Again, fine, I thought at the time. Such is the way of all politics when another party takes the White House. I most certainly did not think Obama was creating a “climate of fear” or was “paranoid” in weeding out, even from nonpartisan, unpaid honorific posts, any non-supporters.


Nor did I think it was so odd when Obama went much further, and fired dozens of U.S. attorney holdovers from the Bush Administration. “Elections matter,” I remember Eric Holder saying of the mass firings at the time. He was right; they do. Clinton fired far more prosecutors than did Trump—as was his perfect right as well. So, who was to say that Obama was “paranoid” in “eliminating” potential critics, whether attorneys, government appointees, or ambassadors?



Who knows? If I were president, I might well have fired myself from even such a nonpartisan commission. Who knows? Had Obama left in office a Bush holdover federal attorney, the partisan might have become a Viva la résistance“Resister”, or invoked the Logan Act to hound one of the president’s own liberal appointees, or impeded his administration, or refused to carry out a presidential executive order, or helped to surveil Obama appointees, or even leaked confidential presidential conversations to the media, or called up the New York Times and Washington Post to give a rendition of an Obama phone call to the president of Mexico, or might have written an anonymous op-ed for the New York Times?

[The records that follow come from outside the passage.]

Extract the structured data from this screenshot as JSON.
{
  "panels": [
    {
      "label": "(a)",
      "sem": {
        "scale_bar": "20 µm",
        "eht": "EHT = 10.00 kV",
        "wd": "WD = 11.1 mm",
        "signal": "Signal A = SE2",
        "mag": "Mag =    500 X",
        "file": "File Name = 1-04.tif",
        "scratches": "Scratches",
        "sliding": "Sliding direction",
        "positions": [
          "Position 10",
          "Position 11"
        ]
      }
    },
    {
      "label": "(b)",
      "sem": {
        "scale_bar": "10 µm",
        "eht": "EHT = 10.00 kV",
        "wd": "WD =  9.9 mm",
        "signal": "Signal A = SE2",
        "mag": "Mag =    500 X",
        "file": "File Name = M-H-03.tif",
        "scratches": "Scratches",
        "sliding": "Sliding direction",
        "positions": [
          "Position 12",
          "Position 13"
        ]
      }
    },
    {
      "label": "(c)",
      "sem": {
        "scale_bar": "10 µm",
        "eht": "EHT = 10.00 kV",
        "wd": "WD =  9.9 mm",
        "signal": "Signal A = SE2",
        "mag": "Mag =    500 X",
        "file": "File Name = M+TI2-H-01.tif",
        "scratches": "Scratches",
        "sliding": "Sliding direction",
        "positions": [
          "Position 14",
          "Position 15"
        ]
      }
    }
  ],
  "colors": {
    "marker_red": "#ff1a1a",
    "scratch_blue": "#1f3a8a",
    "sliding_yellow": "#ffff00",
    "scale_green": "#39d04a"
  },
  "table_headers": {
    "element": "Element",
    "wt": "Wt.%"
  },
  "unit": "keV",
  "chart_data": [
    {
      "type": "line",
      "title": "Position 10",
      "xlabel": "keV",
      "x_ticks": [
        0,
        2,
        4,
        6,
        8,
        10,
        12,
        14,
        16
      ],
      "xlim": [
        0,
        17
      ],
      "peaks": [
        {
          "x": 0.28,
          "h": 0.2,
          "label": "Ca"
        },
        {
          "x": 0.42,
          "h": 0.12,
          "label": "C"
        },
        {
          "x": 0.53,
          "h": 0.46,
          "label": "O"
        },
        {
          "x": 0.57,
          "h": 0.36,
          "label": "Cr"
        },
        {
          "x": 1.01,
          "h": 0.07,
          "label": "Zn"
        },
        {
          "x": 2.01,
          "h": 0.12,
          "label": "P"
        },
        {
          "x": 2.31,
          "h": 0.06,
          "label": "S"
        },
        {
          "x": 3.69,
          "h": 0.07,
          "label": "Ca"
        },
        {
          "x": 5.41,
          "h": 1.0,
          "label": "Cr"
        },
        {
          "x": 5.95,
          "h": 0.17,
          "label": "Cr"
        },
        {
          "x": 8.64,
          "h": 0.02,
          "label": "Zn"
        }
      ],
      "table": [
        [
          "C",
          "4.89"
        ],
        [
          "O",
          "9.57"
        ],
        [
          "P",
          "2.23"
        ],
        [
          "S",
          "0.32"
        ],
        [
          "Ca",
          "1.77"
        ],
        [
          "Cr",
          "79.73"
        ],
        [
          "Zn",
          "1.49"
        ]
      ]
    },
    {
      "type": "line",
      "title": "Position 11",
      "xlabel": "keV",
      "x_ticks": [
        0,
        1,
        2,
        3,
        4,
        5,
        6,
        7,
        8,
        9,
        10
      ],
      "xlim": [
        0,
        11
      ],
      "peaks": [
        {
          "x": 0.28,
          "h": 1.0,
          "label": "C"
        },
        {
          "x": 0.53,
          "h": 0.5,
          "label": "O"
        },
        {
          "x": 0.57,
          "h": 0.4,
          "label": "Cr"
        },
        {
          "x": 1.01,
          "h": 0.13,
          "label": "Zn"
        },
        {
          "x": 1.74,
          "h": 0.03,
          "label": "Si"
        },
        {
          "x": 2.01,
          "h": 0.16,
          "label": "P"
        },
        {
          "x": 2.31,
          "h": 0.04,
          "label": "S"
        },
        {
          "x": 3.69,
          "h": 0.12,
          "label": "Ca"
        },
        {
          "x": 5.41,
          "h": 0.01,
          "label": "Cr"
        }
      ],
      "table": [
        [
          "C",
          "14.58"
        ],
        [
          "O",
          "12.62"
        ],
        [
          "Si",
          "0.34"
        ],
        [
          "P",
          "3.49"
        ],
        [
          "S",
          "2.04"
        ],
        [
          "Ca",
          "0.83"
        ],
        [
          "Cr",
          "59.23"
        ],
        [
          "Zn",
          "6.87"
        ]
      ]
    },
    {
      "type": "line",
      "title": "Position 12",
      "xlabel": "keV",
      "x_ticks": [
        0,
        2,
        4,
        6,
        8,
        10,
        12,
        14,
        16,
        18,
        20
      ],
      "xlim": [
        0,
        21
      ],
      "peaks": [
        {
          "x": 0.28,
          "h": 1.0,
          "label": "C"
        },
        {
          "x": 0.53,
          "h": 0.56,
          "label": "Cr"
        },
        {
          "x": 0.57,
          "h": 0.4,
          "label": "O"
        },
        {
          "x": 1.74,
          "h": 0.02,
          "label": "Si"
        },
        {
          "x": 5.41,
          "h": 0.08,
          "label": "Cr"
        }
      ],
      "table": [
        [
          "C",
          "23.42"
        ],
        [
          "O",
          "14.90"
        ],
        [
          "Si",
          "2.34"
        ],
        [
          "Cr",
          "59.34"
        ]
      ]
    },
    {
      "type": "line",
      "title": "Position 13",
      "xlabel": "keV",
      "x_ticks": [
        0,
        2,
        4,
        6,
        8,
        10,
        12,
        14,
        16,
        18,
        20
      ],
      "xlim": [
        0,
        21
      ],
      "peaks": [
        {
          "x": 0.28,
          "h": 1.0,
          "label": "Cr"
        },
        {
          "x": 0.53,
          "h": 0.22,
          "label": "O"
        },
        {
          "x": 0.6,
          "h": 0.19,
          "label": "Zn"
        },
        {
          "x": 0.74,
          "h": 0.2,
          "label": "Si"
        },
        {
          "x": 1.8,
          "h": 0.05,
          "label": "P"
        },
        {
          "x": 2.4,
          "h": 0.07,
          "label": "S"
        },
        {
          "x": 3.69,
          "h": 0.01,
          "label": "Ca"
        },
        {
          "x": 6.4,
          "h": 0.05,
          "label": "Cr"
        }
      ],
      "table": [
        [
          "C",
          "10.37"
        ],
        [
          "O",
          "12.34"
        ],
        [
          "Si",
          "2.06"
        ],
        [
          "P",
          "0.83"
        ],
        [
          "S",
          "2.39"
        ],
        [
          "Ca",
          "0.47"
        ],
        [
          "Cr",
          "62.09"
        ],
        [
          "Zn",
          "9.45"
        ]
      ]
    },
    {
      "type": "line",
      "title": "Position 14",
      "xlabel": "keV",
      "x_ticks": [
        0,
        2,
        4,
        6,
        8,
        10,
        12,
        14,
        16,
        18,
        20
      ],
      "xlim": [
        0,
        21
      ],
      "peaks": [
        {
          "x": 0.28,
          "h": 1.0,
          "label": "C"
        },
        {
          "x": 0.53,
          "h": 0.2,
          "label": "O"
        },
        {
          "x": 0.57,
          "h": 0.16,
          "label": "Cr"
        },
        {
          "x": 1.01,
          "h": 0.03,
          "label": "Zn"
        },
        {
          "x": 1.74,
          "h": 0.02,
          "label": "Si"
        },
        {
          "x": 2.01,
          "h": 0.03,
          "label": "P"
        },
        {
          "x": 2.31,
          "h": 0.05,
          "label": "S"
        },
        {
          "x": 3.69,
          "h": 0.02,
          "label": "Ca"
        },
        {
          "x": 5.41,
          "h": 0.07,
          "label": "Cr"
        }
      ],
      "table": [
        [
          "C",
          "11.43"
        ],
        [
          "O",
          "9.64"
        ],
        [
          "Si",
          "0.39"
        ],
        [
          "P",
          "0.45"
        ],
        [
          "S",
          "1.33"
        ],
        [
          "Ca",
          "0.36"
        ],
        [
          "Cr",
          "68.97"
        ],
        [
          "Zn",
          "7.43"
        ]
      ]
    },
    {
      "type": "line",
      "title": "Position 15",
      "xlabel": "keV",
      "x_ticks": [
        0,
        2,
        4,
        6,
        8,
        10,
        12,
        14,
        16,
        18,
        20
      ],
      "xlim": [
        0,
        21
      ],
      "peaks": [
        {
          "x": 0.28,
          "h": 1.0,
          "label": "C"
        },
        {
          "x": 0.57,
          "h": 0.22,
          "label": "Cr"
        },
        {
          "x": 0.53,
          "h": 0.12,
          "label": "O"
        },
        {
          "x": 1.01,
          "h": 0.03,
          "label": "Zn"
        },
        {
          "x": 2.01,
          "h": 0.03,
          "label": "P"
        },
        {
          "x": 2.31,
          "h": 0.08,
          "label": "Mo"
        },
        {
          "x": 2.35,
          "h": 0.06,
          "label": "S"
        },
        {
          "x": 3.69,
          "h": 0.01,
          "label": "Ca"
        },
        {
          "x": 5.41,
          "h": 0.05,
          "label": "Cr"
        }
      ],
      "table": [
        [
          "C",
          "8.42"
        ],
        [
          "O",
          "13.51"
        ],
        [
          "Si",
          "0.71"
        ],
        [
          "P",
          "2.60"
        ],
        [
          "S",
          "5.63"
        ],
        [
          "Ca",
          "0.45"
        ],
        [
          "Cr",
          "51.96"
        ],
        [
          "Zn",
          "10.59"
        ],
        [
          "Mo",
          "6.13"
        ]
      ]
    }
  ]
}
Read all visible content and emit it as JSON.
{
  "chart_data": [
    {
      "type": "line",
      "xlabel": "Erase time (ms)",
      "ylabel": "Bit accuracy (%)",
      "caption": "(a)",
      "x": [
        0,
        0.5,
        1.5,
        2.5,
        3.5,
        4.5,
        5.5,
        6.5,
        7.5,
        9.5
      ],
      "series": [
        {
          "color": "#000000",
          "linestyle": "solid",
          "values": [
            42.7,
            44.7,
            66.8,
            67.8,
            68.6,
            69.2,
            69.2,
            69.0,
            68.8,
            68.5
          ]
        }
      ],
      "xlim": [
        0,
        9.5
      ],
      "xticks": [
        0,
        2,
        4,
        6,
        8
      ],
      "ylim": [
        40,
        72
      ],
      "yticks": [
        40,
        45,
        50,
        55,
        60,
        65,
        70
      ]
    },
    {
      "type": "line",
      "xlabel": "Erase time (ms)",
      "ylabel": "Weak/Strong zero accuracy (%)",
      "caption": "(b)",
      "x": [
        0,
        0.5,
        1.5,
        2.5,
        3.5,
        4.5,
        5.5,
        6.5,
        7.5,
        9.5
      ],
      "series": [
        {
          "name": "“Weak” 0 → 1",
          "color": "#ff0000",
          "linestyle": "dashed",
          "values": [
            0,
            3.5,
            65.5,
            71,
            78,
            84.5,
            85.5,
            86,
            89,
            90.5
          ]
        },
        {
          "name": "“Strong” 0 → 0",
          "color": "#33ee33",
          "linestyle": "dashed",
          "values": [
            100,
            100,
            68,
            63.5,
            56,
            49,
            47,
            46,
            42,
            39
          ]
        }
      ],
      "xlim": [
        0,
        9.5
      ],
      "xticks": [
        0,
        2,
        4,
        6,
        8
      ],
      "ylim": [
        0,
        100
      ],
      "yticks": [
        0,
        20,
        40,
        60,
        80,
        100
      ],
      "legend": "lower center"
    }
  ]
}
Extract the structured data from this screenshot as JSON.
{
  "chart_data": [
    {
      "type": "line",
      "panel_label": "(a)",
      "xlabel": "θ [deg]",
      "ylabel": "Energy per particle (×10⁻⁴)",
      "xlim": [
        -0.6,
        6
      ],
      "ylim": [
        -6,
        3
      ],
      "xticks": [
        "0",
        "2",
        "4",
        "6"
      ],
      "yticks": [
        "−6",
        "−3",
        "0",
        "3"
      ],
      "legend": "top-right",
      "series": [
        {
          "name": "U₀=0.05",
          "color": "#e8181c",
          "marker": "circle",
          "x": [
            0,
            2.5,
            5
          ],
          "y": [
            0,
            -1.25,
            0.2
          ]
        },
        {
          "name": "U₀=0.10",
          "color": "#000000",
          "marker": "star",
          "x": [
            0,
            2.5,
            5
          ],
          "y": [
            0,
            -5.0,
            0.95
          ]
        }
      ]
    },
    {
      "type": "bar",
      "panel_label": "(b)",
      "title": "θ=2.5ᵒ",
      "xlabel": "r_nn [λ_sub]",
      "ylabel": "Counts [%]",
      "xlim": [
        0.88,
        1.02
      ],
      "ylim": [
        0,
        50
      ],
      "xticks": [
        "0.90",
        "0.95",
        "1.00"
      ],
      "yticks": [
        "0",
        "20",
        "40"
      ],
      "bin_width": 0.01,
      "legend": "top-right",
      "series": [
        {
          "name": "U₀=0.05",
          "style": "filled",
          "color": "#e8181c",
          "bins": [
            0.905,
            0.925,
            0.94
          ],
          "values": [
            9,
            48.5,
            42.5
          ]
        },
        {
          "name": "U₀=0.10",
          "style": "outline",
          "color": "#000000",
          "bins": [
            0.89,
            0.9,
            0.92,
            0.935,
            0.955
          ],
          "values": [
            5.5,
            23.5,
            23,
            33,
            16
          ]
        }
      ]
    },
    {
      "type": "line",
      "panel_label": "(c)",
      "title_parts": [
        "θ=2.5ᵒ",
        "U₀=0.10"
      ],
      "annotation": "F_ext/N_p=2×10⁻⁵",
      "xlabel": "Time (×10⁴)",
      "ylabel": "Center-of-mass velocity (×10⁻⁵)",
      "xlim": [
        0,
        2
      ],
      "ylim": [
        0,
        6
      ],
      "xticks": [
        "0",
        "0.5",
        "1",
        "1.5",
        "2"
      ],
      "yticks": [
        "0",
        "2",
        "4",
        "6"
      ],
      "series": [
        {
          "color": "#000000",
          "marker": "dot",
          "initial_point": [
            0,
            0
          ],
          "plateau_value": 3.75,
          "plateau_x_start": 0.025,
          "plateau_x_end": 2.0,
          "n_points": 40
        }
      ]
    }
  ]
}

For that matter, I certainly did not join any “Resistance” in 2009—on the sick rationale that Obama might be a Nazi-like interloper who had occupied the United States as Hitler did France, and sent us true patriots into the Maquis to “resist.”





Do not insult our collective intelligence by suggesting that Donald J. Trump abused the Constitution and the office of president in a way that would have been unthinkable to Barack Obama.






Obama was elected for four years. We critics lost the 2008 election, and would have to wait four years to send him home, or, as it turned out in 2012, eight years to find relief. That is the American way. Obama’s clever campaign made both McCain’s and Romney’s amateurish in comparison, and so there was a logic in his victory over two inept candidates, even if both would have made better presidents.


We don’t recall either the media or critics suggesting that Obama was crazy in his often repeated “elections matter” and “I won” hyper-partisanship, or that he should have been removed under the 25th Amendment for silly apologies tours or riffs on the Crusades or Americans not being exceptional or his adolescent furtive duck-outs to have a smoke.


No mainstream pundit claimed Obama was a pathological liar for making up most of his “autobiography” or flat-out lying about Obamacare. When Reggie Love claimed he and a bored Obama played spades during the Bin Laden raid, few paid much attention. Nor did Obama do anything impeachable for stupidly and frequently weighing in during ongoing arrests and criminal proceedings—such as those of the Skip Gates Cambridge psychodrama or the Michael Brown and Trayvon Martin shootings.